Background
Martha Edith Rickert was born on July 11, 1871 in Dover, Ohio, the daughter of Francis E. and Josephine (Newburgh) Rickert. She was the oldest of four children (all girls) who survived infancy. The family had a marked artistic bent. Her father, who managed the shipping department of a wholesale drug company, was much interested in art; her mother had literary talent. One sister, Margaret, became a professor of art at the University of Chicago and an authority on medieval painting; another sister, Ethel, was a designer and maker of jewelry.
Education
After graduating from Vassar in 1891, Edith Rickert taught for five years in Chicago and Cook County high schools. She completed her doctorate at the University of Chicago in 1899.
Career
She returned to Vassar and remained there as instructor in English from 1897 to 1900. Thereafter for many years she dropped out of academic life to devote herself to writing; during this period, while resident in England, she published five novels, several modernizations of medieval works, such as the lays of Marie de France, early English carols, and The Babees Boke, the last with a valuable introduction on medieval manners. In 1918-19 she worked in the War Department section on codes and ciphers organized by her fellow English scholar John M. Manly.
Returning to Chicago, Miss Rickert joined the faculty of the University of Chicago in 1924 as associate professor of English. Promoted to professor in 1930, she continued at the university until her death. Her teaching consisted chiefly of courses on Chaucer and on contemporary literature, the latter something of an innovation at the time as a topic of college instruction. In addition she collaborated with Professor Manly in the production of several textbooks, among them a college rhetoric, a book on good English for writers, and volumes on contemporary British and American literature (1921 and 1922).

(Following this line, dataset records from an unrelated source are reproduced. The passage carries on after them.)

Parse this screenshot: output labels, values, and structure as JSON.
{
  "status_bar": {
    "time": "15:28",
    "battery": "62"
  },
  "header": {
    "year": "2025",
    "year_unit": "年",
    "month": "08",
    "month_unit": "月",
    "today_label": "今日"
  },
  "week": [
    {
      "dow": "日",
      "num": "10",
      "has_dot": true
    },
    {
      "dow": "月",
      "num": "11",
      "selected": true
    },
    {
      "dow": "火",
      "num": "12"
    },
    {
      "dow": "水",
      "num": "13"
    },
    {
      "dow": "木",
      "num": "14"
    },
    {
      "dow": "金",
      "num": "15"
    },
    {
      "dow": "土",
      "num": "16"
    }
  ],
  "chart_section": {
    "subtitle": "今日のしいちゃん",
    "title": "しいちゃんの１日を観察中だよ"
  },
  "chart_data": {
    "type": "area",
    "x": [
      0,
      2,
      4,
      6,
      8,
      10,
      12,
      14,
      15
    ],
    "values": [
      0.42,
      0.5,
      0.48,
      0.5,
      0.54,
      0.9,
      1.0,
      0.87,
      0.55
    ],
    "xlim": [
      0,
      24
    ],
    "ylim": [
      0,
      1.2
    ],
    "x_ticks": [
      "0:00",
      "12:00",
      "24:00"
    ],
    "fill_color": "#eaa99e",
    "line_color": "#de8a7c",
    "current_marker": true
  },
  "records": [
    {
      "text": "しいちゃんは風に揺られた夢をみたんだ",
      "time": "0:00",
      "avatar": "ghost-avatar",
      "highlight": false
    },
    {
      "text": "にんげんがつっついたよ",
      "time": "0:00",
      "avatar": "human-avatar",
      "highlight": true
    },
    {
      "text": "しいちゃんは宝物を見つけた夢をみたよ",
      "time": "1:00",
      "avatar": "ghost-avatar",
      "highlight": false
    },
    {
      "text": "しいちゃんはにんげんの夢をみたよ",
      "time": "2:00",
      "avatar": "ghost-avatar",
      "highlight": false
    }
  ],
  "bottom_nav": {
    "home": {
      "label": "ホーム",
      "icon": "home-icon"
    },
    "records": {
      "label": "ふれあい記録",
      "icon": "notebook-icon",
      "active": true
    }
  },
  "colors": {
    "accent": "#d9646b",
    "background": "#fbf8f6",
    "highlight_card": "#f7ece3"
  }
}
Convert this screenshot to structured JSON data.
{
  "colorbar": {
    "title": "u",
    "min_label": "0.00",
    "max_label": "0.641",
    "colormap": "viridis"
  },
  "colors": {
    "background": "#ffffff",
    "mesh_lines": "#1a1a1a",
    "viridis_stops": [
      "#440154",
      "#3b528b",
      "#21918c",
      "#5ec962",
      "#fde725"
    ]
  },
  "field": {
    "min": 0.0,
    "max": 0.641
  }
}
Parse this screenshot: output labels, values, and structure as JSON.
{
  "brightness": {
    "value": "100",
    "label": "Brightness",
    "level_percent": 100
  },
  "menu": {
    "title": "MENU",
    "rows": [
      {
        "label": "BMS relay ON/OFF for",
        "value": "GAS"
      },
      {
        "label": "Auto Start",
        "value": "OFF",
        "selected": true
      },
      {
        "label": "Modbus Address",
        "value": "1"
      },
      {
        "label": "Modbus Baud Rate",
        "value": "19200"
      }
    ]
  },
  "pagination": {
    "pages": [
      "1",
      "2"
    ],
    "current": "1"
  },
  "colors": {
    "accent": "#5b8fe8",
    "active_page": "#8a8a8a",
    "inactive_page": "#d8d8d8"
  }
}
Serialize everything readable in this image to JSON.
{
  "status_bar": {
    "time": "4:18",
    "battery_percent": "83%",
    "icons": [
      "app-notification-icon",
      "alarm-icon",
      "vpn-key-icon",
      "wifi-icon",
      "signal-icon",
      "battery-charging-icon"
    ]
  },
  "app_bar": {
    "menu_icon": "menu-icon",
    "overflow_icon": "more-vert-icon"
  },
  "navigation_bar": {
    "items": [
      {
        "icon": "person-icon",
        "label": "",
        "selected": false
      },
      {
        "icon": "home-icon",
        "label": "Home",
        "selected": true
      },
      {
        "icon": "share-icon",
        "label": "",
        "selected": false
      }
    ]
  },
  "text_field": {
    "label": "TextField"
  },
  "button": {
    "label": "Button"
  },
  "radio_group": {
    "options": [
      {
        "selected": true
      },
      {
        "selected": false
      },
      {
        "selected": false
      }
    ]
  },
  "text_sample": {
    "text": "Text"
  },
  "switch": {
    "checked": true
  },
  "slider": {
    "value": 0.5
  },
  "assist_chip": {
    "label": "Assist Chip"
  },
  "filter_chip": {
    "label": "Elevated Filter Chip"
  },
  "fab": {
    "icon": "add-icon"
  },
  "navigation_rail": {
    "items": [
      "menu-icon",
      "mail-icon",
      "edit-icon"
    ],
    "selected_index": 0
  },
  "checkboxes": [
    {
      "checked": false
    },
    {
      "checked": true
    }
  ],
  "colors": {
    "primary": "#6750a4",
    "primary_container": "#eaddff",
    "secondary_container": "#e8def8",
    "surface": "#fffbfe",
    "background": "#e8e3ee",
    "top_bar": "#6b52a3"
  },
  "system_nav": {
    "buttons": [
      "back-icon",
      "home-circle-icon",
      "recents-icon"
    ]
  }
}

Manly's participation in this work was as adviser only; the actual writing and most of the ideas were contributed by Miss Rickert, with such help on the books about contemporary literature as she could get from her students. Her very extensive published output could have been accomplished only by a tireless worker.
During the last dozen years of her life she gave much of her time to assisting Professor Manly in his project of a critical edition of Chaucer's Canterbury Tales, to be based on a detailed study of all the existing manuscripts. Once the project was begun, she even increased her hours of labor, motivated by her sense of responsibility and her realization that so costly a project should be completed within the time limits set. Manly and she were complete collaborators; each kept in touch with all phases of the work. But within it they specialized to some extent. Thus Manly concerned himself with the problems of manuscript relationship and the establishment of the critical text; Miss Rickert was responsible for the history of the ownership of the manuscripts and for the search for new information on Chaucer's life. A staff of experienced workers was employed for years at the Public Record Office in London; and when possible, Miss Rickert participated in their tasks.
The aim was the production of a revision and enlargement of the Chaucer Life-Records (1900). Work on this revision, not completed at her death, was carried on by two of her former students. The monumental eight-volume work, The Text of the Canterbury Tales, was published in 1940. In the course of her study of the records and other medieval writings, Miss Rickert made a collection of selections illustrative of fourteenth-century English life, published after her death as Chaucer's World (1948).
An enthusiastic teacher, Miss Rickert aroused corresponding enthusiasm in her students. Not only did they attend her courses eagerly, but they formed small groups for the study, under her direction, of ancillary subjects such as paleography.
She died in Chicago of a coronary thrombosis. By her own request her body was cremated, and the ashes were buried in Oak Woods Cemetery in Chicago.
Personality
Possessing great stamina, she worked seven days a week, often far into the night or even all night long.
Perhaps the attraction that she exercised over her students was in part due to the distinction and beauty of her person. In her later years soft white hair set off the strength and nobility of her countenance.
In the academic world Miss Rickert was a particularly striking figure, with a face and expression that suggested her brilliant intellect.